Foundation of America

Mild Cognitive Impairment

Mild cognitive impairment (MCI) is a condition in which people have more memory or other thinking problems than normal for their age, but whose symptoms do not interfere with their everyday lives (National Institute on Aging, 2017). Not all persons with MCI will develop dementia; however, according to the Banner Alzheimer’s Institute, approximately 65% of individuals living with MCI later develop dementia in their lifetime.

The problems associated with MCI may also be caused by certain medications, cerebrovascular disease (which affects blood vessels that supply the brain), and other factors.
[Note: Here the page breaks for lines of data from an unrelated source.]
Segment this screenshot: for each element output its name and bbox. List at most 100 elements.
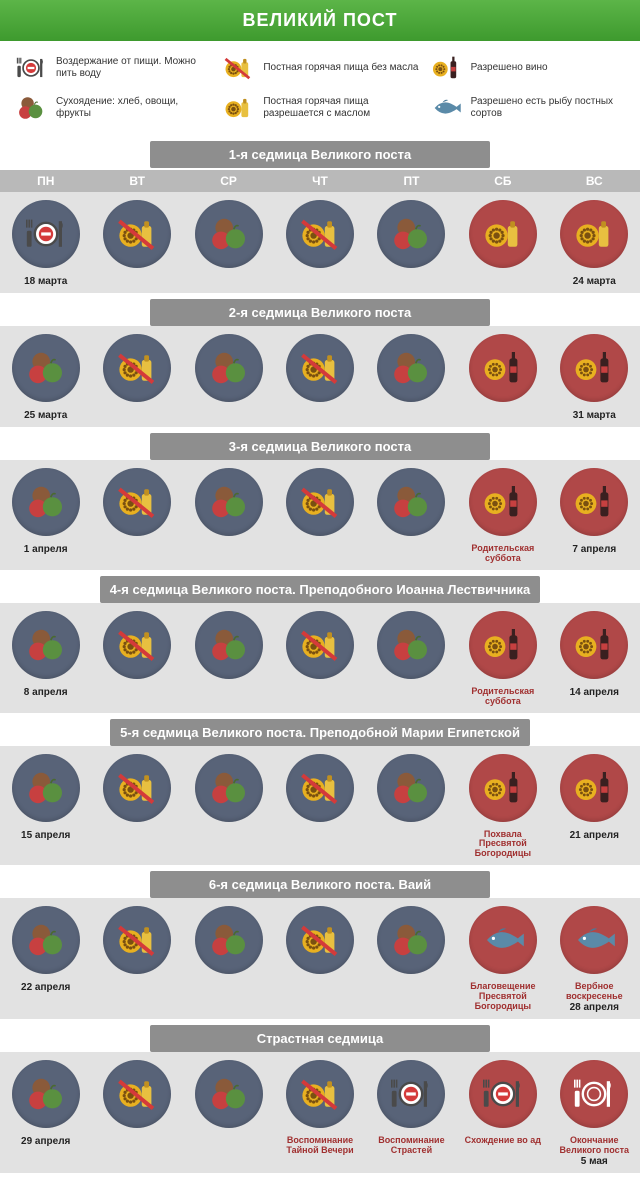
week-title: 1-я седмица Великого поста <box>150 141 490 168</box>
legend-item: Сухоядение: хлеб, овощи, фрукты <box>14 91 211 125</box>
day-circle <box>286 1060 354 1128</box>
day-note: Похвала Пресвятой Богородицы <box>457 830 548 860</box>
day-circle <box>560 334 628 402</box>
day-cell <box>91 611 182 679</box>
day-date: 24 марта <box>549 276 640 287</box>
day-circle <box>469 334 537 402</box>
legend: Воздержание от пищи. Можно пить воду Пос… <box>0 41 640 135</box>
day-circle <box>286 200 354 268</box>
week: 3-я седмица Великого поста <box>0 433 640 570</box>
day-row <box>0 192 640 276</box>
day-circle <box>286 611 354 679</box>
day-cell <box>91 1060 182 1128</box>
day-date: 1 апреля <box>0 544 91 555</box>
day-circle <box>377 754 445 822</box>
day-circle <box>286 334 354 402</box>
day-circle <box>12 754 80 822</box>
wine-icon <box>429 51 463 85</box>
day-circle <box>12 468 80 536</box>
day-circle <box>12 1060 80 1128</box>
day-circle <box>469 611 537 679</box>
fasting-icon <box>14 51 48 85</box>
week: 5-я седмица Великого поста. Преподобной … <box>0 719 640 866</box>
day-circle <box>377 611 445 679</box>
day-name: ВС <box>549 174 640 188</box>
day-cell <box>183 334 274 402</box>
page-title: ВЕЛИКИЙ ПОСТ <box>0 0 640 41</box>
day-note: Благовещение Пресвятой Богородицы <box>457 982 548 1012</box>
legend-item: Постная горячая пища разрешается с масло… <box>221 91 418 125</box>
day-cell <box>274 468 365 536</box>
day-date: 15 апреля <box>0 830 91 841</box>
day-date: 18 марта <box>0 276 91 287</box>
day-cell <box>457 200 548 268</box>
legend-label: Постная горячая пища разрешается с масло… <box>263 96 418 120</box>
label-row: 1 апреляРодительская суббота7 апреля <box>0 544 640 570</box>
day-circle <box>103 200 171 268</box>
day-note: Родительская суббота <box>457 687 548 707</box>
week-title: 3-я седмица Великого поста <box>150 433 490 460</box>
legend-label: Разрешено вино <box>471 62 548 74</box>
label-row: 25 марта31 марта <box>0 410 640 427</box>
day-circle <box>560 468 628 536</box>
day-name: ПТ <box>366 174 457 188</box>
day-row <box>0 746 640 830</box>
day-circle <box>195 611 263 679</box>
day-circle <box>103 334 171 402</box>
week: 2-я седмица Великого поста <box>0 299 640 427</box>
day-circle <box>103 468 171 536</box>
day-circle <box>103 754 171 822</box>
day-note: Вербное воскресенье <box>549 982 640 1002</box>
day-name: СБ <box>457 174 548 188</box>
day-cell <box>366 611 457 679</box>
day-cell <box>366 1060 457 1128</box>
day-cell <box>183 611 274 679</box>
day-circle <box>195 906 263 974</box>
day-date: 14 апреля <box>549 687 640 698</box>
day-cell <box>274 200 365 268</box>
day-date: 8 апреля <box>0 687 91 698</box>
day-name: СР <box>183 174 274 188</box>
day-circle <box>103 1060 171 1128</box>
day-cell <box>366 754 457 822</box>
day-cell <box>91 754 182 822</box>
day-circle <box>12 200 80 268</box>
day-cell <box>0 200 91 268</box>
fish-icon <box>429 91 463 125</box>
day-circle <box>469 906 537 974</box>
day-note: Воспоминание Тайной Вечери <box>274 1136 365 1156</box>
day-cell <box>91 468 182 536</box>
day-circle <box>469 468 537 536</box>
day-row <box>0 326 640 410</box>
week-title: 6-я седмица Великого поста. Ваий <box>150 871 490 898</box>
day-circle <box>103 611 171 679</box>
week: 4-я седмица Великого поста. Преподобного… <box>0 576 640 713</box>
day-date: 22 апреля <box>0 982 91 993</box>
day-cell <box>549 200 640 268</box>
legend-item: Разрешено есть рыбу постных сортов <box>429 91 626 125</box>
day-circle <box>469 200 537 268</box>
day-circle <box>286 906 354 974</box>
day-date: 25 марта <box>0 410 91 421</box>
label-row: 22 апреля Благовещение Пресвятой Богороди… <box>0 982 640 1019</box>
week-title: 4-я седмица Великого поста. Преподобного… <box>100 576 541 603</box>
day-note: Родительская суббота <box>457 544 548 564</box>
day-row <box>0 460 640 544</box>
day-cell <box>274 334 365 402</box>
weeks-container: 1-я седмица Великого постаПНВТСРЧТПТСБВС <box>0 141 640 1183</box>
week: Страстная седмица <box>0 1025 640 1173</box>
day-circle <box>469 754 537 822</box>
day-cell <box>549 754 640 822</box>
day-circle <box>560 611 628 679</box>
day-circle <box>195 200 263 268</box>
day-circle <box>560 200 628 268</box>
legend-label: Постная горячая пища без масла <box>263 62 418 74</box>
day-cell <box>91 334 182 402</box>
day-date: 28 апреля <box>549 1002 640 1013</box>
day-circle <box>12 906 80 974</box>
day-cell <box>366 468 457 536</box>
hot_oil-icon <box>221 91 255 125</box>
hot_no_oil-icon <box>221 51 255 85</box>
day-circle <box>195 754 263 822</box>
legend-label: Разрешено есть рыбу постных сортов <box>471 96 626 120</box>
Some of the problems brought on by these conditions can be managed or reversed.

What Can MCI Look Like?

  • Changes in skills and abilities that exceed what can occur with normal aging
    • Frequently losing train of thought
    • Difficulty remembering scheduled appointments and/or events
    • Challenges with directions to familiar locations

Unlike dementia, changes due to MCI do not significantly interfere with abilities to complete tasks associated with daily living.

Additional factors that can contribute to MCI include:

  • Sleep apnea
  • Stroke
  • Fatigue
  • Urinary Tract Infections
  • Thyroid imbalances
  • Chemotherapy
  • Depressed mood, anxiety and stress

Keep in mind that while it does not meet the criteria for dementia, Mild Cognitive Impairment (MCI) is not a normal part of aging, and does impact one’s thinking abilities. Consult your doctor if you notice changes in thinking and memory to determine a plan of care.